A new, powerful Russian hacking group has emerged, and much to the dismay of Mr. Robot fans, they’re calling themselves Evil Corp. They saw a window, and they took it. Because COVID-19 has essentially rearranged the entire world, a lot of security precautions and concerns have fallen by the wayside. Evil Corp understood the impact that COVID had on the exchange of sensitive information, and they’ve found a highly effective way to get their hands on it.
The Risks of Working From Home
When you’re at work using a work device, you’re locked into their VPN and security software. Everyone is made to adhere to the same standard by the workplace IT professional in charge of security. When you’re at home, things are a little different. If you encounter something unusual, you can’t call your IT pro to come over and take a look. Working from home introduces all sorts of new variables that leave companies open to information related attacks.
Evil Corp has been targeting at-home workers who connect via their employer’s VPN. Targeting the VPN of a large employer (and the less-than-comprehensive cybersecurity knowledge of a remote worker) allows Evil Corp to obtain important pieces of corporate information piece by piece, and reassemble them to create the impact of a massive corporate hack.
How Was The Hacking Effort Discovered?
Cybersecurity firm Symantec was searching for common threads to connect ransomware attacks of the same variety, and their research was able to narrow down the demographic (at-home workers for major companies) and the group responsible (Evil Corp). Although the impact is not yet technically widespread, Symantec has collected enough data and made enough valuable observations to create a projection of what Evil Corp’s large scale plan must be, and it’s not pretty.
What is WastedLocker?
WastedLocker is Evil Corp’s ransomware. This ransomware comes from one of 150 trusted websites that Evil Corp has managed to nonchalantly secure access to and compromise through ads. Visiting these websites triggers what appears to be a software update window. A user will click on the window and, unbeknownst to them, be redirected to a web host that initiates the download of the ransomware quietly in the background.
It appears as though Evil Corp is attempting to target numerous large corporations, including Fortune 500 companies. By infecting as many remote employees as possible, they intend to use the sheer volume of people to launch a ransomware attack that will hold the company’s assets unless a large ransom is paid.
This is not Evil Corp’s first attempt to hijack large amounts of money. In 2019, the group orchestrated a fraud scheme that helped them secure over $100 million dollars in cash from a wealth of banks all over the world.
Who Was Impacted?
Symantec won’t release the names of the companies they believe to be affected by Evil Corp’s WastedLocker ransomware attacks. This is common practice – cybersecurity firms should always contact the individuals they believe to be impacted before releasing a wealth of details they’ve uncovered in their discovery. We’re still waiting on companies to make announcements regarding if and how they were impacted by Evil Corp.

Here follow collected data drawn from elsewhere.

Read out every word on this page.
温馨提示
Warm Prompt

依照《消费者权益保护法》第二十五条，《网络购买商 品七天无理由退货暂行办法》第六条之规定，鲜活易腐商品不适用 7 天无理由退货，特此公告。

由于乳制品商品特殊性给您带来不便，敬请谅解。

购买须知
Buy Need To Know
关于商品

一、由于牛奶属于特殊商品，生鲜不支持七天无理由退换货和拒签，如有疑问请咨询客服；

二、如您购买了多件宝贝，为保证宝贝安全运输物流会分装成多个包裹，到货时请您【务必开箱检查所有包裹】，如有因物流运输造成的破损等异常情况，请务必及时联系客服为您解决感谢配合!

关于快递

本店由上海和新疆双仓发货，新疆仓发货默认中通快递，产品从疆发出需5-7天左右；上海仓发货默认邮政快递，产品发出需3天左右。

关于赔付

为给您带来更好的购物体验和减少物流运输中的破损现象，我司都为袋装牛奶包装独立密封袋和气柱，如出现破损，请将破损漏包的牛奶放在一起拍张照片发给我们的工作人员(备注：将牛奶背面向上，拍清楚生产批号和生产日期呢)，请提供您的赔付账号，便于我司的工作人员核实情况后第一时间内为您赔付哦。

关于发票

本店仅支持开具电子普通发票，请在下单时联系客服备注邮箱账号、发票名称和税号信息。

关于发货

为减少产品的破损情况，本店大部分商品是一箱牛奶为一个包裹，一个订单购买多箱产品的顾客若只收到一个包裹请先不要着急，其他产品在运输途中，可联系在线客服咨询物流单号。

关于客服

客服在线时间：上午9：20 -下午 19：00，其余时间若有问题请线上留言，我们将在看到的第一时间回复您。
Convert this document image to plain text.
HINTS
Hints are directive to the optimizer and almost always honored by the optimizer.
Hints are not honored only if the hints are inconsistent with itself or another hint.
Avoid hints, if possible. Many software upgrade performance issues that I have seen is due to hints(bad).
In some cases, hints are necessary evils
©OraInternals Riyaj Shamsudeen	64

All Symantec will officially state is that they believe 31 corporations were impacted, with eight of them being Fortune 500 companies and one of them being a major news organization.
The Bounty on Evil Corp
Two known members of Evil Corp have already been indicted by the United States Government. The US government typically seeks the help of ethical hobby hackers to find malicious hackers or mitigate the damage they’ve done. As is usually the case, the government is offering a reward of up to $5 million for information leading to the arrest of high ranking Evil Corp players.
How to Protect Yourself
Protecting yourself from ransomware attacks like Evil Corp’s is a bit harder. Because the ransomware installs itself in a way that mimics a software update, it’s easy for people to see the installation as an innocent or even necessary task. Remote workers should be careful not to install any updates from a pop up window, no matter how important they seem or where they came from. Only update from within Windows “check for updates” settings. Treat every download as a potential threat until security authorities are certain that WastedLocker is under control. If you use TorGuard VPN services you can enable our ad and malware blocking DNS and use Brave web browser to block rouge scripts from running.